SoftBank has reportedly cut its planned OpenAI-backed margin loan from $10 billion to as low as $6 billion after some creditors balked at valuing the unlisted AI company. The smaller target suggests weaker lender demand and more cautious financing conditions around large AI-related private-market transactions. SoftBank has been active in OpenAI funding since September 2024 and also secured a $40 billion bridge loan in March for OpenAI investments and corporate purposes.

Analysis

The downshift in financing ambition is a subtle but important signal that private-market leverage is becoming more discriminating on AI assets. A pledged stake in an unlisted AI company is hard collateral to underwrite, so the first-order issue is not SoftBank’s funding need but the market’s willingness to mark opaque AI exposure at usable loan-to-value levels. That should pressure any AI-heavy sponsor strategy that assumes lenders will finance equity-like optionality at debt-like cost. Second-order, this is a liquidity warning for the AI ecosystem: if a marquee sponsor needs to shrink the debt package, smaller venture-backed AI names and infrastructure providers may face tighter terms even without operating stress. The likely transmission is not immediate collapse but higher spreads, lower advance rates, and more covenant-heavy structures over the next 1-2 quarters, especially for anything with concentrated customer exposure or unclear monetization. That is negative for late-stage private AI multiples and for vendors whose capex plans depend on continual sponsor funding. The more interesting contrarian angle is that this may be less about a deteriorating OpenAI view and more about lenders re-pricing the scarcity premium of the asset. If OpenAI’s implied private valuation remains sticky, the financing market can still clear eventually, but the cost of capital for AI “sidecar” bets rises.
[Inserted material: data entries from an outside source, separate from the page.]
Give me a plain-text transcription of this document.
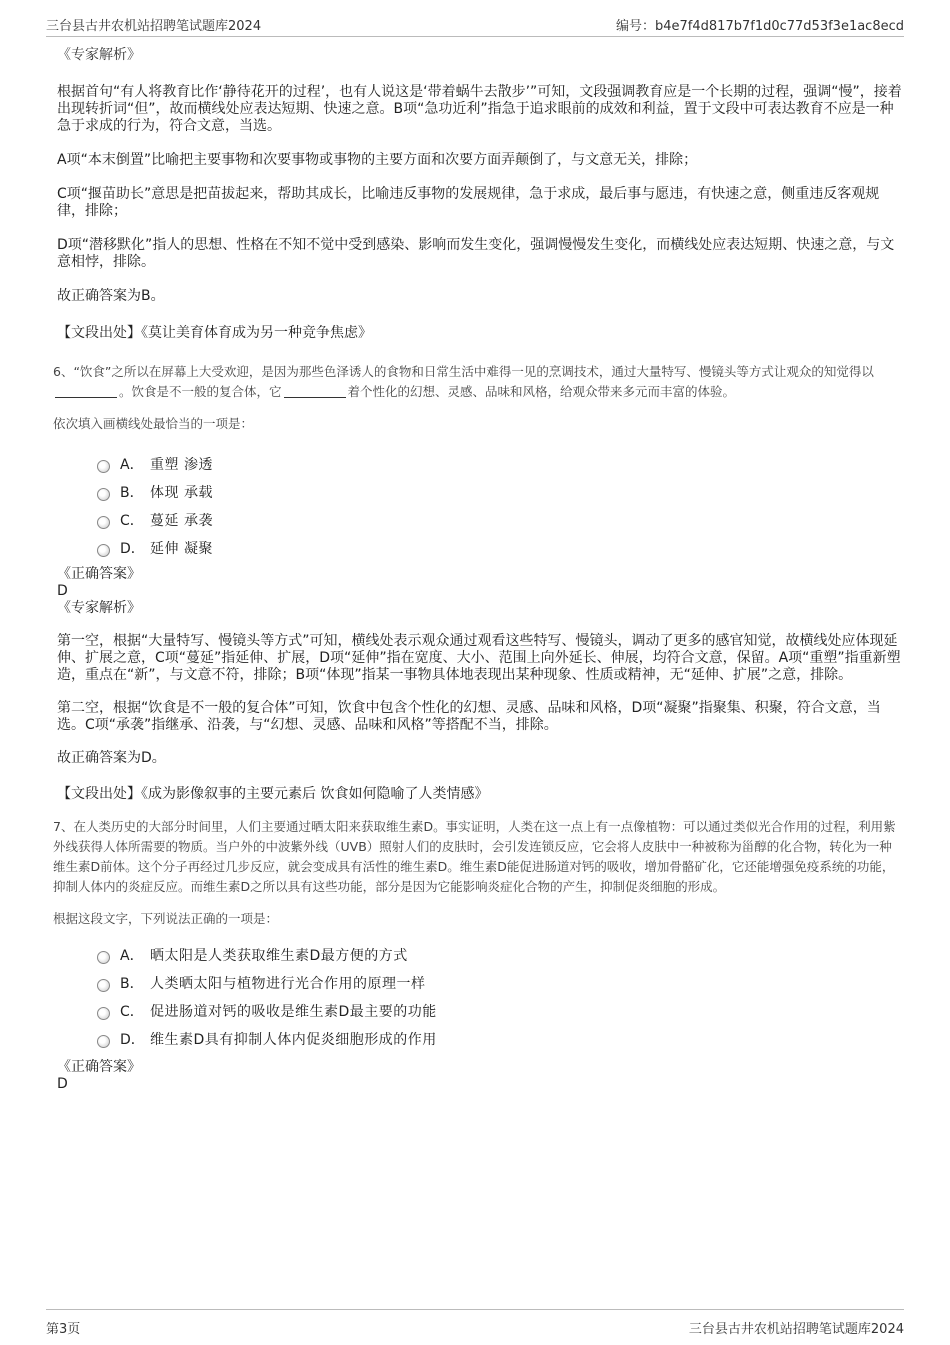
三台县古井农机站招聘笔试题库2024	编号：b4e7f4d817b7f1d0c77d53f3e1ac8ecd

《专家解析》

根据首句“有人将教育比作‘静待花开的过程’，也有人说这是‘带着蜗牛去散步’”可知，文段强调教育应是一个长期的过程，强调“慢”，接着出现转折词“但”，故而横线处应表达短期、快速之意。B项“急功近利”指急于追求眼前的成效和利益，置于文段中可表达教育不应是一种急于求成的行为，符合文意，当选。

A项“本末倒置”比喻把主要事物和次要事物或事物的主要方面和次要方面弄颠倒了，与文意无关，排除；

C项“揠苗助长”意思是把苗拔起来，帮助其成长，比喻违反事物的发展规律，急于求成，最后事与愿违，有快速之意，侧重违反客观规律，排除；

D项“潜移默化”指人的思想、性格在不知不觉中受到感染、影响而发生变化，强调慢慢发生变化，而横线处应表达短期、快速之意，与文意相悖，排除。

故正确答案为B。

【文段出处】《莫让美育体育成为另一种竞争焦虑》

6、“饮食”之所以在屏幕上大受欢迎，是因为那些色泽诱人的食物和日常生活中难得一见的烹调技术，通过大量特写、慢镜头等方式让观众的知觉得以。饮食是不一般的复合体，它	着个性化的幻想、灵感、品味和风格，给观众带来多元而丰富的体验。

依次填入画横线处最恰当的一项是：

A． 重塑 渗透
B． 体现 承载
C． 蔓延 承袭
D． 延伸 凝聚

《正确答案》

D

《专家解析》

第一空，根据“大量特写、慢镜头等方式”可知，横线处表示观众通过观看这些特写、慢镜头，调动了更多的感官知觉，故横线处应体现延伸、扩展之意，C项“蔓延”指延伸、扩展，D项“延伸”指在宽度、大小、范围上向外延长、伸展，均符合文意，保留。A项“重塑”指重新塑造，重点在“新”，与文意不符，排除；B项“体现”指某一事物具体地表现出某种现象、性质或精神，无“延伸、扩展”之意，排除。

第二空，根据“饮食是不一般的复合体”可知，饮食中包含个性化的幻想、灵感、品味和风格，D项“凝聚”指聚集、积聚，符合文意，当选。C项“承袭”指继承、沿袭，与“幻想、灵感、品味和风格”等搭配不当，排除。

故正确答案为D。

【文段出处】《成为影像叙事的主要元素后 饮食如何隐喻了人类情感》

7、在人类历史的大部分时间里，人们主要通过晒太阳来获取维生素D。事实证明，人类在这一点上有一点像植物：可以通过类似光合作用的过程，利用紫外线获得人体所需要的物质。当户外的中波紫外线（UVB）照射人们的皮肤时，会引发连锁反应，它会将人皮肤中一种被称为甾醇的化合物，转化为一种维生素D前体。这个分子再经过几步反应，就会变成具有活性的维生素D。维生素D能促进肠道对钙的吸收，增加骨骼矿化，它还能增强免疫系统的功能，抑制人体内的炎症反应。而维生素D之所以具有这些功能，部分是因为它能影响炎症化合物的产生，抑制促炎细胞的形成。

根据这段文字，下列说法正确的一项是：

A． 晒太阳是人类获取维生素D最方便的方式
B． 人类晒太阳与植物进行光合作用的原理一样
C． 促进肠道对钙的吸收是维生素D最主要的功能
D． 维生素D具有抑制人体内促炎细胞形成的作用

《正确答案》

D

第3页	三台县古井农机站招聘笔试题库2024
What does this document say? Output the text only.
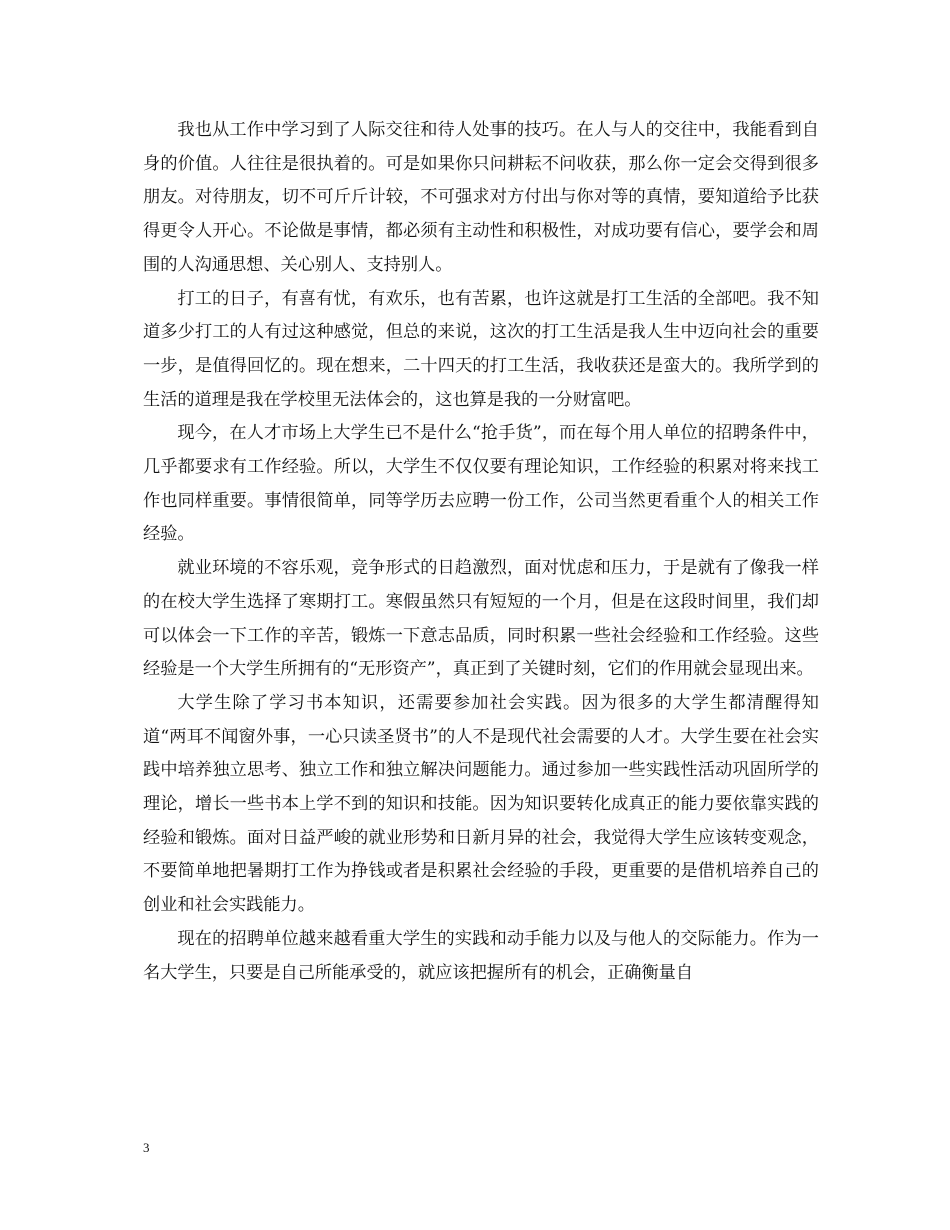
我也从工作中学习到了人际交往和待人处事的技巧。在人与人的交往中，我能看到自身的价值。人往往是很执着的。可是如果你只问耕耘不问收获，那么你一定会交得到很多朋友。对待朋友，切不可斤斤计较，不可强求对方付出与你对等的真情，要知道给予比获得更令人开心。不论做是事情，都必须有主动性和积极性，对成功要有信心，要学会和周围的人沟通思想、关心别人、支持别人。

打工的日子，有喜有忧，有欢乐，也有苦累，也许这就是打工生活的全部吧。我不知道多少打工的人有过这种感觉，但总的来说，这次的打工生活是我人生中迈向社会的重要一步，是值得回忆的。现在想来，二十四天的打工生活，我收获还是蛮大的。我所学到的生活的道理是我在学校里无法体会的，这也算是我的一分财富吧。

现今，在人才市场上大学生已不是什么“抢手货”，而在每个用人单位的招聘条件中，几乎都要求有工作经验。所以，大学生不仅仅要有理论知识，工作经验的积累对将来找工作也同样重要。事情很简单，同等学历去应聘一份工作，公司当然更看重个人的相关工作经验。

就业环境的不容乐观，竞争形式的日趋激烈，面对忧虑和压力，于是就有了像我一样的在校大学生选择了寒期打工。寒假虽然只有短短的一个月，但是在这段时间里，我们却可以体会一下工作的辛苦，锻炼一下意志品质，同时积累一些社会经验和工作经验。这些经验是一个大学生所拥有的“无形资产”，真正到了关键时刻，它们的作用就会显现出来。

大学生除了学习书本知识，还需要参加社会实践。因为很多的大学生都清醒得知道“两耳不闻窗外事，一心只读圣贤书”的人不是现代社会需要的人才。大学生要在社会实践中培养独立思考、独立工作和独立解决问题能力。通过参加一些实践性活动巩固所学的理论，增长一些书本上学不到的知识和技能。因为知识要转化成真正的能力要依靠实践的经验和锻炼。面对日益严峻的就业形势和日新月异的社会，我觉得大学生应该转变观念，不要简单地把暑期打工作为挣钱或者是积累社会经验的手段，更重要的是借机培养自己的创业和社会实践能力。

现在的招聘单位越来越看重大学生的实践和动手能力以及与他人的交际能力。作为一名大学生，只要是自己所能承受的，就应该把握所有的机会，正确衡量自

3
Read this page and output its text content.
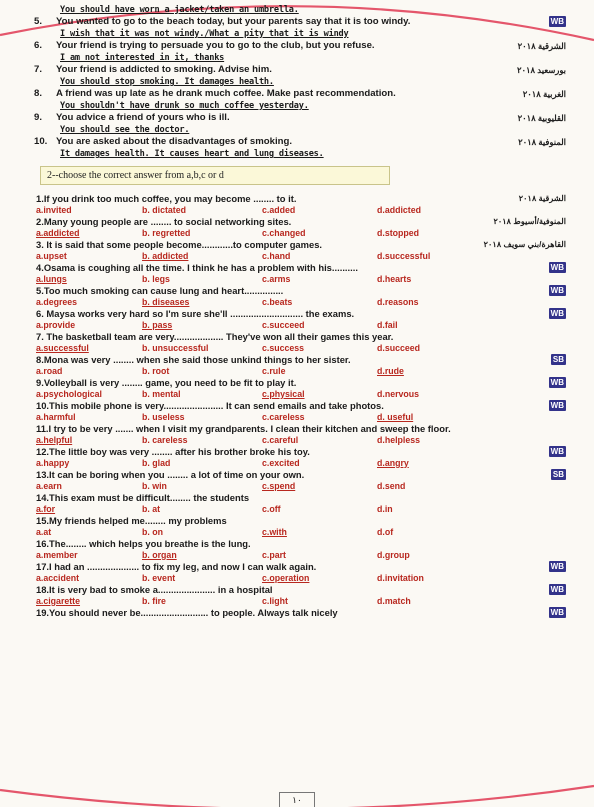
You should have worn a jacket/taken an umbrella.
5.	You wanted to go to the beach today, but your parents say that it is too windy.	WB
I wish that it was not windy./What a pity that it is windy
6.	Your friend is trying to persuade you to go to the club, but you refuse.	الشرقية ٢٠١٨
I am not interested in it, thanks
7.	Your friend is addicted to smoking. Advise him.	بورسعيد ٢٠١٨
You should stop smoking. It damages health.
8.	A friend was up late as he drank much coffee. Make past recommendation.	الغربية ٢٠١٨
You shouldn't have drunk so much coffee yesterday.
9.	You advice a friend of yours who is ill.	القليوبية ٢٠١٨
You should see the doctor.
10. You are asked about the disadvantages of smoking.	المنوفية ٢٠١٨
It damages health. It causes heart and lung diseases.
2--choose the correct answer from a,b,c or d
1.If you drink too much coffee, you may become ........ to it.	الشرقية ٢٠١٨
a.invited	b. dictated	c.added	d.addicted
2.Many young people are ........ to social networking sites.	المنوفية/أسيوط ٢٠١٨
a.addicted	b. regretted	c.changed	d.stopped
3. It is said that some people become............to computer games.	القاهرة/بني سويف ٢٠١٨
a.upset	b. addicted	c.hand	d.successful
4.Osama is coughing all the time. I think he has a problem with his..........	WB
a.lungs	b. legs	c.arms	d.hearts
5.Too much smoking can cause lung and heart...............	WB
a.degrees	b. diseases	c.beats	d.reasons
6. Maysa works very hard so I'm sure she'll ............................ the exams.	WB
a.provide	b. pass	c.succeed	d.fail
7. The basketball team are very................... They've won all their games this year.
a.successful	b. unsuccessful	c.success	d.succeed
8.Mona was very ........ when she said those unkind things to her sister.	SB
a.road	b. root	c.rule	d.rude
9.Volleyball is very ........ game, you need to be fit to play it.	WB
a.psychological	b. mental	c.physical	d.nervous
10.This mobile phone is very....................... It can send emails and take photos.	WB
a.harmful	b. useless	c.careless	d. useful
11.I try to be very ....... when I visit my grandparents. I clean their kitchen and sweep the floor.
a.helpful	b. careless	c.careful	d.helpless
12.The little boy was very ........ after his brother broke his toy.	WB
a.happy	b. glad	c.excited	d.angry
13.It can be boring when you ........ a lot of time on your own.	SB
a.earn	b. win	c.spend	d.send
14.This exam must be difficult........ the students
a.for	b. at	c.off	d.in
15.My friends helped me........ my problems
a.at	b. on	c.with	d.of
16.The........ which helps you breathe is the lung.
a.member	b. organ	c.part	d.group
17.I had an .................... to fix my leg, and now I can walk again.	WB
a.accident	b. event	c.operation	d.invitation
18.It is very bad to smoke a...................... in a hospital	WB
a.cigarette	b. fire	c.light	d.match
19.You should never be.......................... to people. Always talk nicely	WB
١٠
In that setup, public-market winners are the picks-and-shovels with recurring revenue and real collateral, not the longest-duration model builders. Near term, the catalyst path is financing terms, not fundamentals: a successful smaller deal would validate lender caution; a delayed or heavily structured close would likely spill over into AI-related private credit, convertibles, and data-center financing. The key risk is that a broader credit market wobble could compress the whole AI complex via duration, even if underlying demand remains intact.